FUJI||||||||||TA and Alex Zhang Hungtai & Leo Chang

Join us in the Pioneer Works Main Hall on October 4th for performances by FUJI||||||||||TA and Alex Zhang Hungtai & Leo Chang.

FUJI||||||||||TA is a sound artist based in Japan. His unique sound art and music is inspired by various natural phenomena that respond to his interest in wanting to hear unheard sounds and noises. In 2009, Fujita hand-fabricated an original instrument—a pipe organ with 11 pipes and no keyboard—created through his own imagination and without any specialized knowledge. Inspired by Japanese “gagaku” music, the instrument was designed to create a landscape, rather than function solely as a musical instrument.

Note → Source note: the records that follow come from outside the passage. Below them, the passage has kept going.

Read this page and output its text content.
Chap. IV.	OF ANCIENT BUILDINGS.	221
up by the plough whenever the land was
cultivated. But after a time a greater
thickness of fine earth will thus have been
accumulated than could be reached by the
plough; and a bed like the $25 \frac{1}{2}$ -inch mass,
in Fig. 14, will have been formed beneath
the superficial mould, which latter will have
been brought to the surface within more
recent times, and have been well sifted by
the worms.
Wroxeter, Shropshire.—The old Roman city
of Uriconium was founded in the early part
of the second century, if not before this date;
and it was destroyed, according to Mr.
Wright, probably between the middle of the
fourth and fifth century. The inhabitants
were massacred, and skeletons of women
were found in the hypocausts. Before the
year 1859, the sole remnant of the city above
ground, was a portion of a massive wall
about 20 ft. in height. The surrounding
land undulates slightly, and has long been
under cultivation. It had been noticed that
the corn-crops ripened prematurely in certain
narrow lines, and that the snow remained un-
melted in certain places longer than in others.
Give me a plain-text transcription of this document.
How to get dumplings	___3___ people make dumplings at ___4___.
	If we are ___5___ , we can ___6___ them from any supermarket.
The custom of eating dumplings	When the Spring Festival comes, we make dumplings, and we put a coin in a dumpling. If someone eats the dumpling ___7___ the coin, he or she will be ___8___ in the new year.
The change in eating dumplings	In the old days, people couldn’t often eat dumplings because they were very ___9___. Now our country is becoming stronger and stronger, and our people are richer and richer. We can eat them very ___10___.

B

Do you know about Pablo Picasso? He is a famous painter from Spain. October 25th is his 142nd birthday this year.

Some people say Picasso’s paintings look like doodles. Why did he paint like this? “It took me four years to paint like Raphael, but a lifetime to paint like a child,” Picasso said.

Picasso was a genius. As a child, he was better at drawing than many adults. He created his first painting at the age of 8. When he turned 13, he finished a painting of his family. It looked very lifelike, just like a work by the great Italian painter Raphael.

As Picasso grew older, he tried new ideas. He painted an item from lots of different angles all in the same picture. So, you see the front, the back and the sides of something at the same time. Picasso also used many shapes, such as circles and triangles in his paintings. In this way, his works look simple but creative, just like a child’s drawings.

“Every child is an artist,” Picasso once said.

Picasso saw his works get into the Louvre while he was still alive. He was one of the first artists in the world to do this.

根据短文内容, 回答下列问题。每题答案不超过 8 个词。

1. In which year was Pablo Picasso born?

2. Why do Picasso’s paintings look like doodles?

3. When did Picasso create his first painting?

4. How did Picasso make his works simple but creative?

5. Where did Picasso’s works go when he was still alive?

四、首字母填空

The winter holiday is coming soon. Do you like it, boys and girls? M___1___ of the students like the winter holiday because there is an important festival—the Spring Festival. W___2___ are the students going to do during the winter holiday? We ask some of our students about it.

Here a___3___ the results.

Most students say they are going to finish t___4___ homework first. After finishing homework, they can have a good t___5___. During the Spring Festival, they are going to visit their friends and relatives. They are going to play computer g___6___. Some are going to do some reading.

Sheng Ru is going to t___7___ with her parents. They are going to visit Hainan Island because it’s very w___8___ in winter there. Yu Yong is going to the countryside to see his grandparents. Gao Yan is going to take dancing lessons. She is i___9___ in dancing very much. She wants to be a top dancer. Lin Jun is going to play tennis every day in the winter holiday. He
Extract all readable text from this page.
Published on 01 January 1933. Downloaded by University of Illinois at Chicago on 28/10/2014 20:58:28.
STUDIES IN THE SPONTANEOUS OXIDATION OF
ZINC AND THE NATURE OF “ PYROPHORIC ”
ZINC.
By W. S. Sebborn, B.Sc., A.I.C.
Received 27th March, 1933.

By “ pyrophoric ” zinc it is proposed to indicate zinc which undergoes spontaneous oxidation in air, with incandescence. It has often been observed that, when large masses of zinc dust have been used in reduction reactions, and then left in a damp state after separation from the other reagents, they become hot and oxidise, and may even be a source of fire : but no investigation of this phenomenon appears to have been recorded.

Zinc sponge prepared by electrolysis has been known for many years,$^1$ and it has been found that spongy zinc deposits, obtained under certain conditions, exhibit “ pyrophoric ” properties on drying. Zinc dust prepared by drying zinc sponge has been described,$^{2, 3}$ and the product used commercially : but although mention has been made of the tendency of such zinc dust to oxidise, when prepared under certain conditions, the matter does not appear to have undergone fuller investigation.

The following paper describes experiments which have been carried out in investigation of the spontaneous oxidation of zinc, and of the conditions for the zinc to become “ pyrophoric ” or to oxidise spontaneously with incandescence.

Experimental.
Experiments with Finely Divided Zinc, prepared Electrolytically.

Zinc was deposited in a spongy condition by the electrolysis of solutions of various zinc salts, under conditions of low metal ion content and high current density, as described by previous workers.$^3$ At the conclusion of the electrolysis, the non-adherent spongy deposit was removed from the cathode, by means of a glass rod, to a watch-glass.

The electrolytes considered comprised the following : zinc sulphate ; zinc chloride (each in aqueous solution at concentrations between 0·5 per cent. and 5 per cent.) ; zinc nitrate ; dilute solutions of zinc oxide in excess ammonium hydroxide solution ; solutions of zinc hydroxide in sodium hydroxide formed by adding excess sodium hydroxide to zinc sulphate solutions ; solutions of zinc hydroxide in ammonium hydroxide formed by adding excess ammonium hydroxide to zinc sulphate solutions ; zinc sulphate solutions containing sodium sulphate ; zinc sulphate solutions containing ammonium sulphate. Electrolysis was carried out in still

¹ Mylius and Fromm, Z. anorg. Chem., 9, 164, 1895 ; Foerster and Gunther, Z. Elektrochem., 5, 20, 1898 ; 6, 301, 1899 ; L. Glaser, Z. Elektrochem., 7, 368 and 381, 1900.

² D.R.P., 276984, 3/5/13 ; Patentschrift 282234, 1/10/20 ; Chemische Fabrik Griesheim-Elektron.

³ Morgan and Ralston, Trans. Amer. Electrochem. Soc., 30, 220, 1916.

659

The element of water, using sound synthesized water tanks, has recently been added to Fujita's performance repertoire. The music consists of water sounds from multiple aquariums alongside his pipe organ and his voice.

Alex Zhang Hungtai & Leo Chang

Duo between multi-instrumentalist composers and improvisers, Alex Zhang Hungtai & Leo Chang.

After retiring his project Dirty Beaches, Zhang has been focusing on explorations of improvised music, Free Jazz, film scores and compositions. Zhang predominantly works with saxophone, synthesizers, percussion and piano, furthering his research on ritualistic music of liminality, and its correlation with the unconscious mind.

Leo Chang is a Korean improviser, composer and performer of avant-garde music currently living in Brooklyn. Born in Seoul, Leo lived as an expat in Singapore, Taipei, and Shanghai, and then moved to the United States in 2011. Needing to assimilate to different cultures from a young age, Leo expresses rootlessness and multiplicity within identities through his music, while being skeptical of norms and definitions. Leo traces the origins of his fractured identity-formation to colonial legacies that continue to this day. His art is an act of home-making inspired by various musical and ideological movements that have sought to question power dynamics and imagine freedom within egalitarian possibilities. His primary methods are free improvisation, written text, graphical notation, and electronic processing.